February 2

What was advertised in a colonial American newspaper 250 years ago today?

Pennsylvania Journal (February 2, 1769).

The following large assortment of GOODS.”

Merchants and shopkeepers frequently made appeals to consumer choice when promoting their merchandise in eighteenth-century newspaper advertisements. In addition to using words like “assortment” and “variety,” they demonstrated the multitude of choices available to customers by listing their inventory. In so doing, they published catalogs of their wares. Their extensive lists encouraged readers to imagine the array of choices they would encounter upon visiting the shops and stores featured in the public prints each week.
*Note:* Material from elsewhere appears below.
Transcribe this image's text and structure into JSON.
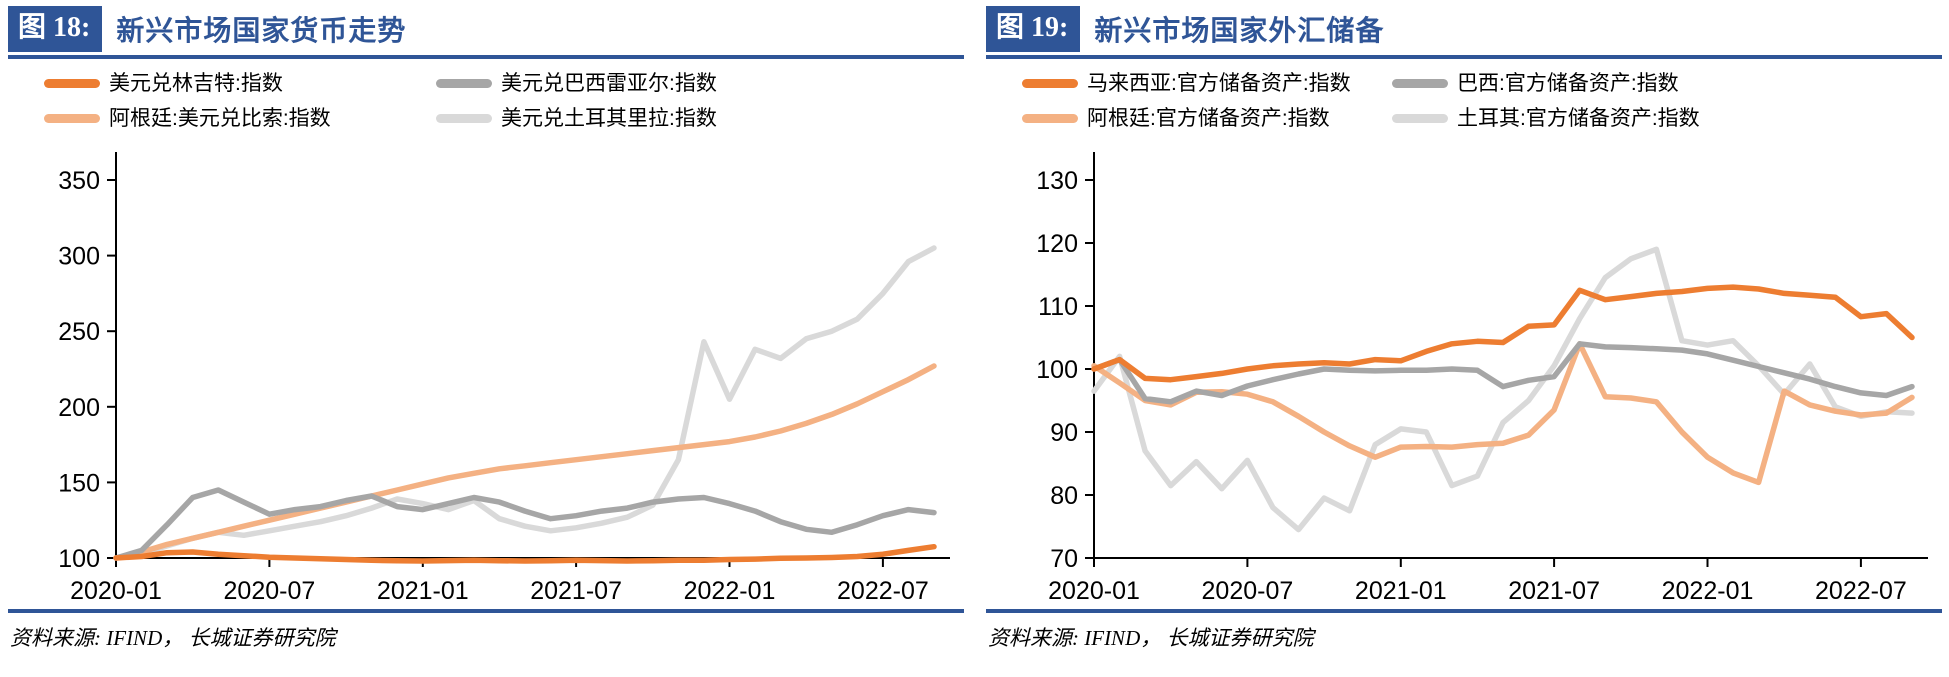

In an advertisement that filled half a column in the February 2, 1769, edition of the Pennsylvania Journal, Philip Wilson adopted that marketing strategy. He listed scores of textiles, accessories, and housewares in stock at his shop. His advertisement, however, paled in comparison to the one inserted by Daniel Benezet, John Benezet, and Thomas Bartow. Their list of the “large assortment of GOODS” on hand at their store at the corner of Arch and Second Streets filled an entire column. Given that the entire issue consisted of four pages with three columns each, their advertisement comprised a significant portion of the content of that issue. They commenced their catalog of goods with “BLUE, green, scarlet, claret, cinnamon, drab and copper coloured middling and low priced broadcloths,” making clear from the start that they did not merely carry some broadcloths. Instead, they offered several choices when it came to both color and price. Elsewhere in the advertisement they deployed the words “assortment” and “variety” to describe the choices associated with other merchandise, such as “a large assortment of common, London and Bristol shalloons” and “a great variety of low-priced striped and plain callimancoes.” Just in case their list of hundreds of items did not sufficiently entice prospective customers, they added “&c. &c. &c.” (the eighteenth-century abbreviation for “etc. etc. etc.”) to the end. Finally, they previewed the arrival of additional merchandise as a means of informing readers that they would continue to offer choices to suit all tastes and budgets. In a nota bene, they proclaimed that they expected “a very large and compleat assortment of spring and summer GOODS” in vessels that would soon arrive from England.

Even if they did not read the advertisement in its entirety, prospective customers could hardly have missed the appeal to consumer choice made by the Benezets and Bartow. Shoppers did not have to accept whatever may have been on the shelves. Instead, they could examine all sorts of different merchandise and make purchases according to their own tastes and desires.